Aaron Ramsdale excels as Arsenal beat Leicester to extend unbeaten streak
The King Power Stadium was rapidly emptying by the time Arsenal’s players strode over towards their fans in the far corner of the ground. One by one they took their curtain call. Gabriel, the scorer of the first goal, hurled his shirt gleefully into the crowd. Aaron Ramsdale, whose first-half save from James Maddison’s free-kick had to be seen to be believed, was given the biggest cheer of all.
The mind drifted back to a press conference Mikel Arteta gave in late August, after Arsenal had lost their first three games of the season in calamitous circumstances. In it, he railed at the negativity surrounding the club, insisting that certain people were out to “bury us”. At the time it felt like a doomed and transparent attempt to instil some sort of siege mentality at a club that was rapidly drifting into irrelevance. But you know, maybe he was on to something. Arsenal are a happier and more cohesive club than it has been for a long time.
You could see that singularity of purpose on the pitch, in the slick passing and movement, the confidence, the well-drilled corner routine from which Gabriel opened the scoring, the unstinting work-rate, the defensive structure in which everyone knows their job.
Two early goals put them into a position of dominance that – despite a second-half Leicester surge nourished by the famous King Power roar – they never really looked like surrendering.
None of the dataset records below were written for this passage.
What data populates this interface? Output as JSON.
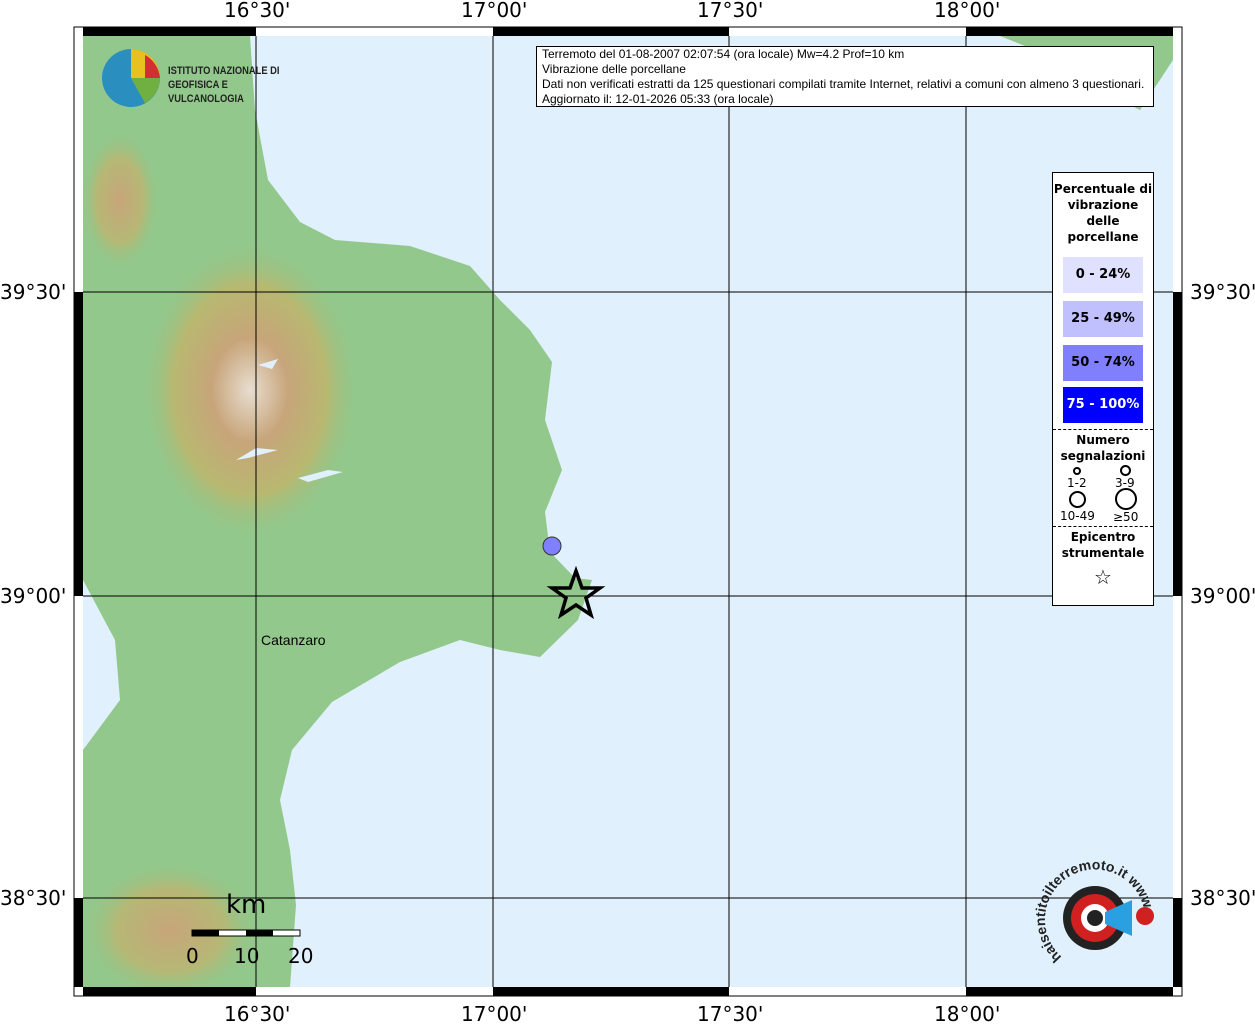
{
  "axes": {
    "lon_labels": [
      "16°30'",
      "17°00'",
      "17°30'",
      "18°00'"
    ],
    "lat_labels": [
      "39°30'",
      "39°00'",
      "38°30'"
    ]
  },
  "info": {
    "line1": "Terremoto del 01-08-2007 02:07:54 (ora locale) Mw=4.2 Prof=10 km",
    "line2": "Vibrazione delle porcellane",
    "line3": "Dati non verificati estratti da 125 questionari compilati tramite Internet, relativi a comuni con almeno 3 questionari.",
    "line4": "Aggiornato il: 12-01-2026 05:33 (ora locale)"
  },
  "legend": {
    "title": "Percentuale di vibrazione delle porcellane",
    "classes": [
      {
        "label": "0 - 24%",
        "color": "#e0e0ff"
      },
      {
        "label": "25 - 49%",
        "color": "#c0c0ff"
      },
      {
        "label": "50 - 74%",
        "color": "#8080ff"
      },
      {
        "label": "75 - 100%",
        "color": "#0000ff"
      }
    ],
    "count_title": "Numero segnalazioni",
    "counts": [
      "1-2",
      "3-9",
      "10-49",
      "≥50"
    ],
    "epicenter_title": "Epicentro strumentale"
  },
  "city": "Catanzaro",
  "scale": {
    "unit": "km",
    "ticks": [
      "0",
      "10",
      "20"
    ]
  },
  "logos": {
    "ingv": "ISTITUTO NAZIONALE DI GEOFISICA E VULCANOLOGIA",
    "hsit": "haisentitoilterremoto.it www"
  },
  "observations": [
    {
      "class": "50 - 74%",
      "count": "3-9"
    }
  ]
}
If ever you wanted proof football goes in cycles, then surely it was the sight of Leicester being confounded by an opposition playing 4-4‑2. And even if Arteta’s Arsenal and Claudio Ranieri’s title-winning side were two quite different animals, there was a speed and directness to Arsenal going forward that may just take a few teams by surprise this season.
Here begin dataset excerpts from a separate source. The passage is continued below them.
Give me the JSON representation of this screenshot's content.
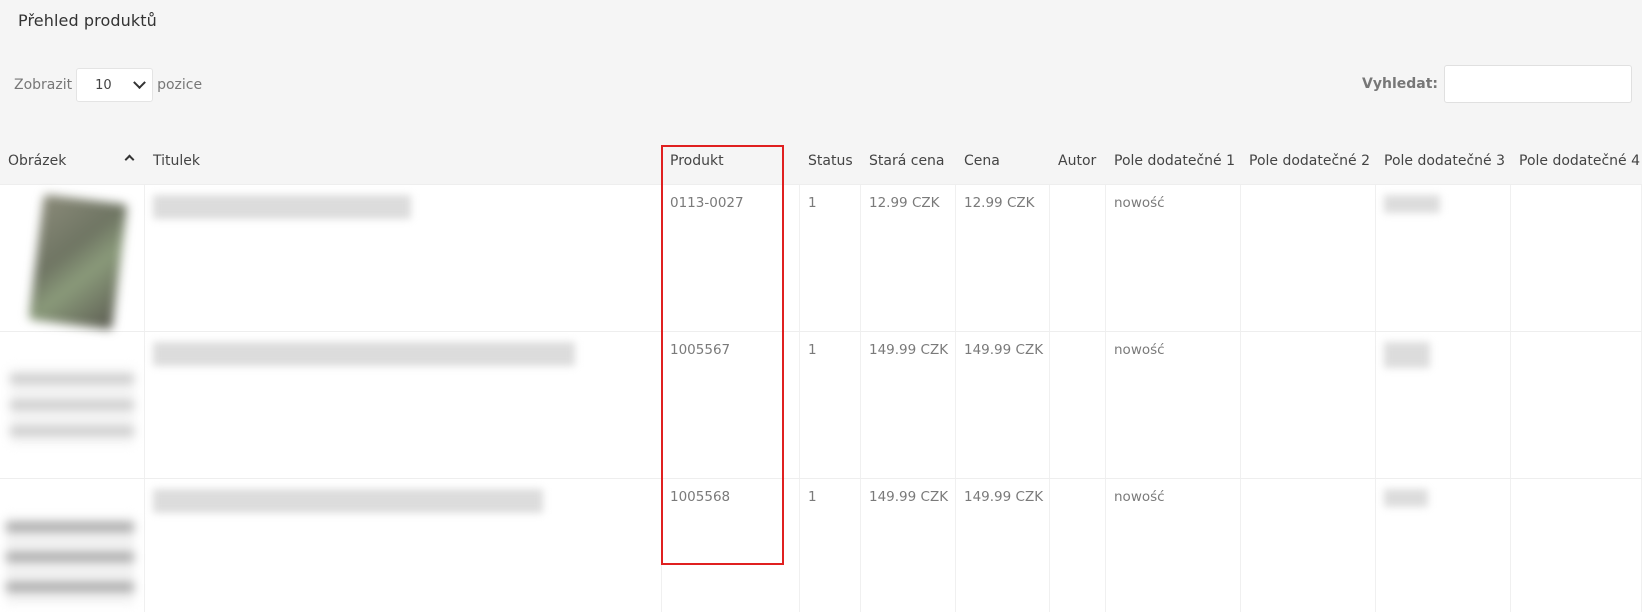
{
  "page": {
    "title": "Přehled produktů"
  },
  "length": {
    "prefix": "Zobrazit",
    "value": "10",
    "suffix": "pozice"
  },
  "search": {
    "label": "Vyhledat:",
    "value": ""
  },
  "columns": [
    "Obrázek",
    "Titulek",
    "Produkt",
    "Status",
    "Stará cena",
    "Cena",
    "Autor",
    "Pole dodatečné 1",
    "Pole dodatečné 2",
    "Pole dodatečné 3",
    "Pole dodatečné 4"
  ],
  "rows": [
    {
      "produkt": "0113-0027",
      "status": "1",
      "stara_cena": "12.99 CZK",
      "cena": "12.99 CZK",
      "autor": "",
      "pole1": "nowość",
      "pole2": "",
      "pole4": ""
    },
    {
      "produkt": "1005567",
      "status": "1",
      "stara_cena": "149.99 CZK",
      "cena": "149.99 CZK",
      "autor": "",
      "pole1": "nowość",
      "pole2": "",
      "pole4": ""
    },
    {
      "produkt": "1005568",
      "status": "1",
      "stara_cena": "149.99 CZK",
      "cena": "149.99 CZK",
      "autor": "",
      "pole1": "nowość",
      "pole2": "",
      "pole4": ""
    }
  ],
  "colors": {
    "highlight": "#e02020",
    "header_bg": "#f5f5f5",
    "row_bg": "#ffffff"
  },
  "icons": {
    "sort": "chevron-up-icon",
    "select": "chevron-down-icon"
  }
}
In the defensive phase the simplicity of their shape gave them a rigidity and toughness that has not – shall we say – always been associated with Arsenal sides of recent vintage.
For all their defensive discipline, this is also a more expressive and fluent Arsenal than many of Arteta’s earlier sides. They are not afraid to try long shots, to carry the ball at speed, to take players on. Bukayo Saka, a player who is becoming increasingly influential, had another fine game on the right wing. Thomas Partey and Albert Sambi Lokonga are beginning to gel in midfield.
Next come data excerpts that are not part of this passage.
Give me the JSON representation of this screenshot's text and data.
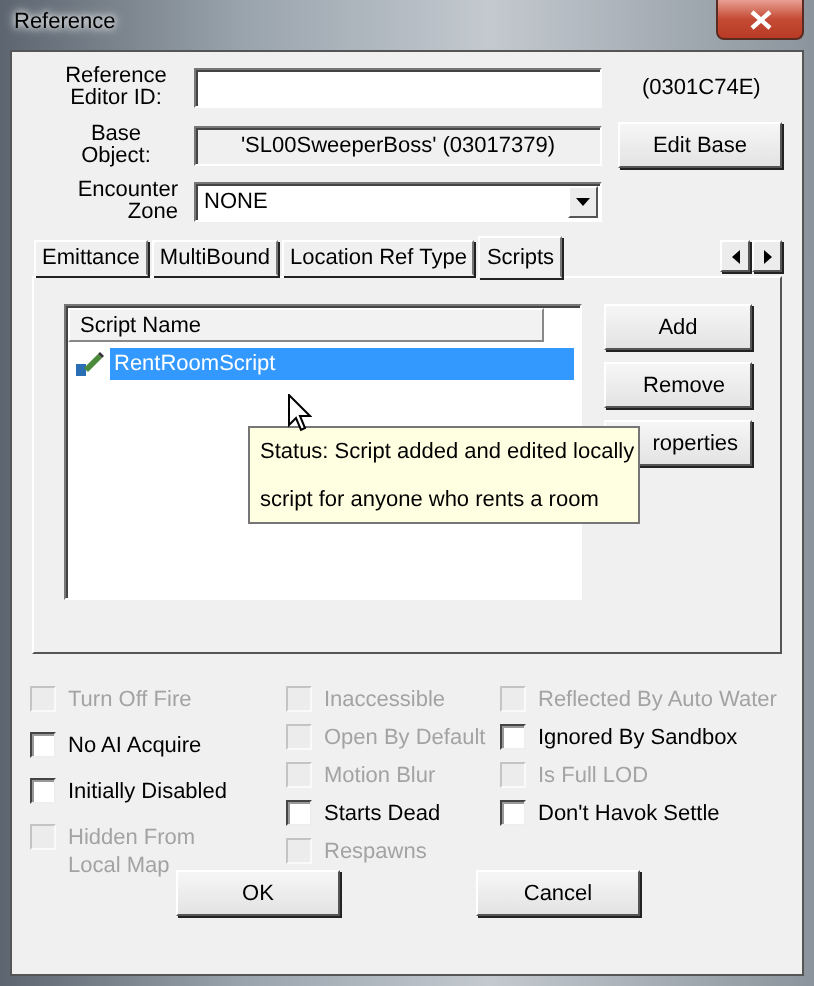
{
  "window": {
    "title": "Reference"
  },
  "editor_id": {
    "label": "Reference Editor ID:"
  },
  "form_id": "(0301C74E)",
  "base_object": {
    "label": "Base Object:",
    "value": "'SL00SweeperBoss' (03017379)"
  },
  "edit_base_button": "Edit Base",
  "encounter_zone": {
    "label": "Encounter Zone",
    "value": "NONE"
  },
  "tabs": [
    {
      "label": "Emittance",
      "selected": false
    },
    {
      "label": "MultiBound",
      "selected": false
    },
    {
      "label": "Location Ref Type",
      "selected": false
    },
    {
      "label": "Scripts",
      "selected": true
    }
  ],
  "script_list": {
    "columns": [
      "Script Name"
    ],
    "rows": [
      {
        "name": "RentRoomScript",
        "selected": true
      }
    ]
  },
  "script_buttons": [
    "Add",
    "Remove",
    "roperties"
  ],
  "tooltip": {
    "lines": [
      "Status: Script added and edited locally",
      "script for anyone who rents a room"
    ]
  },
  "flag_columns": [
    {
      "items": [
        {
          "label": "Turn Off Fire",
          "checked": false,
          "disabled": true
        },
        {
          "label": "No AI Acquire",
          "checked": false,
          "disabled": false
        },
        {
          "label": "Initially Disabled",
          "checked": false,
          "disabled": false
        },
        {
          "label": "Hidden From Local Map",
          "checked": false,
          "disabled": true
        }
      ]
    },
    {
      "items": [
        {
          "label": "Inaccessible",
          "checked": false,
          "disabled": true
        },
        {
          "label": "Open By Default",
          "checked": false,
          "disabled": true
        },
        {
          "label": "Motion Blur",
          "checked": false,
          "disabled": true
        },
        {
          "label": "Starts Dead",
          "checked": false,
          "disabled": false
        },
        {
          "label": "Respawns",
          "checked": false,
          "disabled": true
        }
      ]
    },
    {
      "items": [
        {
          "label": "Reflected By Auto Water",
          "checked": false,
          "disabled": true
        },
        {
          "label": "Ignored By Sandbox",
          "checked": false,
          "disabled": false
        },
        {
          "label": "Is Full LOD",
          "checked": false,
          "disabled": true
        },
        {
          "label": "Don't Havok Settle",
          "checked": false,
          "disabled": false
        }
      ]
    }
  ],
  "buttons": [
    "OK",
    "Cancel"
  ]
}
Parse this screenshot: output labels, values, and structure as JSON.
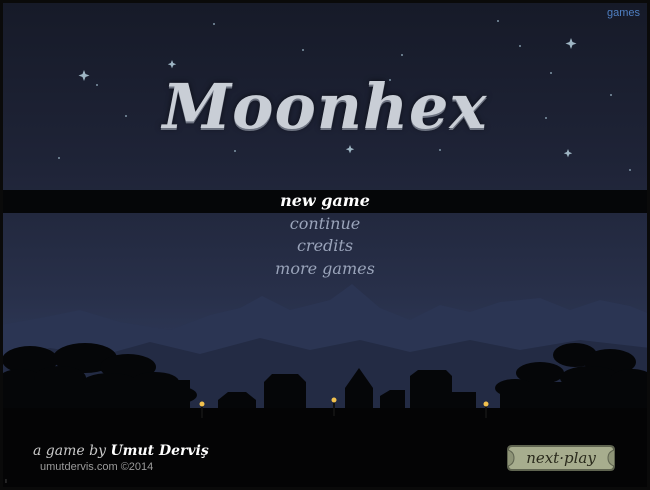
{
  "top_link": "games",
  "logo": "Moonhex",
  "menu": {
    "items": [
      {
        "label": "new game",
        "selected": true
      },
      {
        "label": "continue",
        "selected": false
      },
      {
        "label": "credits",
        "selected": false
      },
      {
        "label": "more games",
        "selected": false
      }
    ]
  },
  "footer": {
    "credit_prefix": "a game by",
    "author": "Umut Derviş",
    "site": "umutdervis.com ©2014",
    "sponsor_button": "next·play"
  },
  "colors": {
    "sky_top": "#161a28",
    "sky_mid": "#28304a",
    "menu_selected": "#ffffff",
    "menu_item": "#9aa4ba",
    "link": "#4f7fc2",
    "torch": "#f2c14e"
  },
  "icons": [
    "star-icon",
    "torch-icon",
    "scroll-banner-icon"
  ]
}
Leicester, for their part, seemed to lack a little heat. The tempo was not quite there, the attacking patterns felt laboured, the press was uncharacteristically slack. Time and again Arsenal were allowed to walk the ball out of defence. Time and again Ramsdale was allowed to ping the ball straight to Pierre-Emerick Aubameyang 60 yards away under little pressure. Time and again Jamie Vardy would receive the ball with his back to goal and few options.
Meanwhile, their defence remains vulnerable, particularly at set pieces. Here, Ben White was the battering ram at the near post, clearing the space for Gabriel to attack Saka’s corner. Saka also helped create the second goal, the sparkling Emile Smith Rowe smashing home the loose ball after Alexandre Lacazette was dispossessed in the Leicester area.
Brendan Rodgers tried to change things in the second half, matching Arsenal’s 4-4-2 and bringing on the pace of Harvey Barnes and Ademola Lookman. Though they dominated the second half in strict numerical terms – 235 completed passes to 98, 11 shots to four – the sting had gone out of them long before the end.
Arteta responded by withdrawing Lacazette and introducing Martin Ødegaard to boost the midfield and with the energised Ramsdale at the helm, they saw out the win with few alarms.
“It was an awful start to the game,” Rodgers said. “We were so passive and lacked energy in our pressing. We made it far too easy. For me, it’s concentration. You have to be on it every single game.”
For Arteta, it was a game Arsenal had shown the “courage to dominate and impose their game”, before having to “suffer” in the second half.
For Arsenal’s fans over recent years suffering has long become second nature. Yet they sit close to the Champions League spots, nine games unbeaten after their nightmarish start.
More crucially, there is an energy and an optimism to them at the moment: a club that has glimpsed its future and for the first time in a while, doesn’t entirely hate what it sees.